Crash de Gelbressée : un an après, et peu d'éléments d'enquête

Un rassemblement privé entre membres du Paraclub de Temploux (Namur) et certains proches de victimes du crash d'un avion Pilatus à Gelbressée, qui avait coûté la vie le 19 octobre 2013 à dix parachutistes et à leur pilote, aura lieu dimanche au Paraclub, près d'un an après les faits

Belga
Crash de Gelbressée : un an après, et peu d'éléments d'enquête
©Stéphanie Lecoq

Un rassemblement privé entre membres du Paraclub de Temploux (Namur) et certains proches de victimes du crash d'un avion Pilatus à Gelbressée, qui avait coûté la vie le 19 octobre 2013 à dix parachutistes et à leur pilote, se dérouile dimanche au Paraclub, près d'un an après les faits.
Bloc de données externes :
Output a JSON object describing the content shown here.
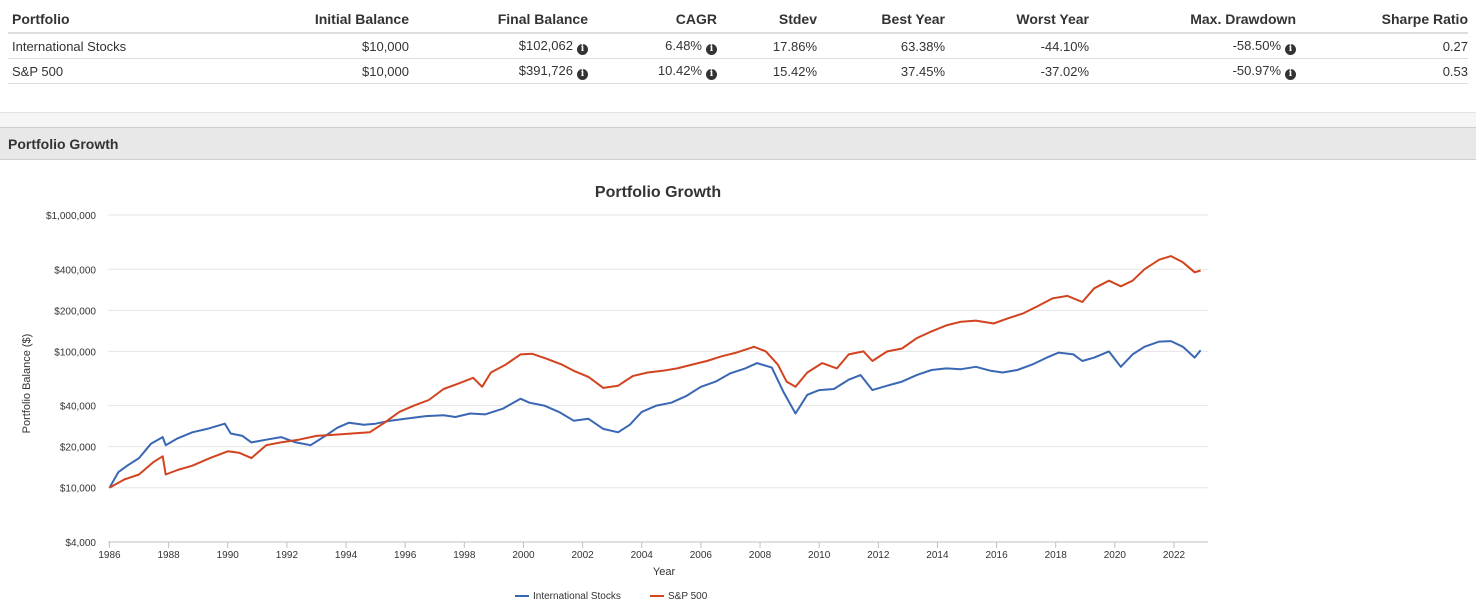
{
  "table": {
    "headers": [
      "Portfolio",
      "Initial Balance",
      "Final Balance",
      "CAGR",
      "Stdev",
      "Best Year",
      "Worst Year",
      "Max. Drawdown",
      "Sharpe Ratio"
    ],
    "rows": [
      {
        "portfolio": "International Stocks",
        "initial": "$10,000",
        "final": "$102,062",
        "cagr": "6.48%",
        "stdev": "17.86%",
        "best": "63.38%",
        "worst": "-44.10%",
        "drawdown": "-58.50%",
        "sharpe": "0.27"
      },
      {
        "portfolio": "S&P 500",
        "initial": "$10,000",
        "final": "$391,726",
        "cagr": "10.42%",
        "stdev": "15.42%",
        "best": "37.45%",
        "worst": "-37.02%",
        "drawdown": "-50.97%",
        "sharpe": "0.53"
      }
    ],
    "info_icon": "info-circle-icon"
  },
  "section_title": "Portfolio Growth",
  "chart_data": {
    "type": "line",
    "title": "Portfolio Growth",
    "xlabel": "Year",
    "ylabel": "Portfolio Balance ($)",
    "yscale": "log",
    "ylim": [
      4000,
      1000000
    ],
    "xlim": [
      1986,
      2023
    ],
    "yticks": [
      4000,
      10000,
      20000,
      40000,
      100000,
      200000,
      400000,
      1000000
    ],
    "ytick_labels": [
      "$4,000",
      "$10,000",
      "$20,000",
      "$40,000",
      "$100,000",
      "$200,000",
      "$400,000",
      "$1,000,000"
    ],
    "xticks": [
      1986,
      1988,
      1990,
      1992,
      1994,
      1996,
      1998,
      2000,
      2002,
      2004,
      2006,
      2008,
      2010,
      2012,
      2014,
      2016,
      2018,
      2020,
      2022
    ],
    "grid": true,
    "legend": "bottom-center",
    "series": [
      {
        "name": "International Stocks",
        "color": "#3a67b3",
        "x": [
          1986.0,
          1986.3,
          1986.6,
          1987.0,
          1987.4,
          1987.8,
          1987.9,
          1988.3,
          1988.8,
          1989.3,
          1989.9,
          1990.1,
          1990.5,
          1990.8,
          1991.3,
          1991.8,
          1992.3,
          1992.8,
          1993.3,
          1993.7,
          1994.1,
          1994.6,
          1995.0,
          1995.5,
          1996.0,
          1996.7,
          1997.3,
          1997.7,
          1998.2,
          1998.7,
          1999.3,
          1999.9,
          2000.2,
          2000.7,
          2001.2,
          2001.7,
          2002.2,
          2002.7,
          2003.2,
          2003.6,
          2004.0,
          2004.5,
          2005.0,
          2005.5,
          2006.0,
          2006.5,
          2007.0,
          2007.5,
          2007.9,
          2008.4,
          2008.8,
          2009.2,
          2009.6,
          2010.0,
          2010.5,
          2011.0,
          2011.4,
          2011.8,
          2012.3,
          2012.8,
          2013.3,
          2013.8,
          2014.3,
          2014.8,
          2015.3,
          2015.8,
          2016.2,
          2016.7,
          2017.2,
          2017.7,
          2018.1,
          2018.6,
          2018.9,
          2019.3,
          2019.8,
          2020.2,
          2020.6,
          2021.0,
          2021.5,
          2021.9,
          2022.3,
          2022.7,
          2022.9
        ],
        "values": [
          10000,
          13000,
          14500,
          16500,
          21000,
          23500,
          20500,
          23000,
          25500,
          27000,
          29500,
          25000,
          24000,
          21500,
          22500,
          23500,
          21500,
          20500,
          24000,
          27500,
          30000,
          29000,
          29500,
          31000,
          32000,
          33500,
          34000,
          33000,
          35000,
          34500,
          38000,
          45000,
          42000,
          40000,
          36000,
          31000,
          32000,
          27000,
          25500,
          29000,
          36000,
          40000,
          42000,
          47000,
          55000,
          60000,
          69000,
          75000,
          82000,
          76000,
          50000,
          35000,
          48000,
          52000,
          53000,
          62000,
          67000,
          52000,
          56000,
          60000,
          67000,
          73000,
          75000,
          74000,
          77000,
          72000,
          70000,
          73000,
          80000,
          90000,
          98000,
          95000,
          85000,
          90000,
          100000,
          77000,
          95000,
          108000,
          118000,
          119000,
          108000,
          90000,
          102062
        ]
      },
      {
        "name": "S&P 500",
        "color": "#d2431f",
        "x": [
          1986.0,
          1986.5,
          1987.0,
          1987.5,
          1987.8,
          1987.9,
          1988.3,
          1988.8,
          1989.4,
          1990.0,
          1990.4,
          1990.8,
          1991.3,
          1991.8,
          1992.4,
          1993.0,
          1993.6,
          1994.2,
          1994.8,
          1995.3,
          1995.8,
          1996.3,
          1996.8,
          1997.3,
          1997.8,
          1998.3,
          1998.6,
          1998.9,
          1999.4,
          1999.9,
          2000.3,
          2000.8,
          2001.3,
          2001.7,
          2002.2,
          2002.7,
          2003.2,
          2003.7,
          2004.2,
          2004.7,
          2005.2,
          2005.7,
          2006.2,
          2006.7,
          2007.2,
          2007.8,
          2008.2,
          2008.6,
          2008.9,
          2009.2,
          2009.6,
          2010.1,
          2010.6,
          2011.0,
          2011.5,
          2011.8,
          2012.3,
          2012.8,
          2013.3,
          2013.8,
          2014.3,
          2014.8,
          2015.3,
          2015.9,
          2016.4,
          2016.9,
          2017.4,
          2017.9,
          2018.4,
          2018.9,
          2019.3,
          2019.8,
          2020.2,
          2020.6,
          2021.0,
          2021.5,
          2021.9,
          2022.3,
          2022.7,
          2022.9
        ],
        "values": [
          10000,
          11500,
          12500,
          15500,
          17000,
          12500,
          13500,
          14500,
          16500,
          18500,
          18000,
          16500,
          20500,
          21500,
          22500,
          24000,
          24500,
          25000,
          25500,
          30000,
          36000,
          40000,
          44000,
          53000,
          58000,
          64000,
          55000,
          70000,
          80000,
          95000,
          96000,
          88000,
          80000,
          72000,
          65000,
          54000,
          56000,
          66000,
          70000,
          72000,
          75000,
          80000,
          85000,
          92000,
          98000,
          108000,
          100000,
          80000,
          60000,
          55000,
          70000,
          82000,
          75000,
          95000,
          100000,
          85000,
          100000,
          105000,
          125000,
          140000,
          155000,
          165000,
          168000,
          160000,
          175000,
          190000,
          215000,
          245000,
          255000,
          230000,
          290000,
          330000,
          300000,
          330000,
          400000,
          470000,
          500000,
          450000,
          380000,
          391726
        ]
      }
    ]
  }
}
Quant à l'enquête des experts sur les circonstances de l'accident, "on ne remet pas en cause les enquêteurs mais on est un peu étonnés du peu d'éléments qu'ils apportent", indique Nicolas Hormans, président du club.

Le président s'explique en outre sur les révélations qu'il a faites dernièrement à la police. Il a en effet indiqué que le pilote du Pilatus, Fabrice Lalmand, lui avait dit lors d'un vol précédant le vol fatal, alors qu'ils étaient tous les deux, qu'une aile de l'appareil lui semblait plus haute que l'autre. "Il ne m'a jamais dit qu'il y avait un problème mais seulement que, d'où on se trouvait, on pouvait effectivement voir une différence de niveau entre les deux ailes", déclare-t-il.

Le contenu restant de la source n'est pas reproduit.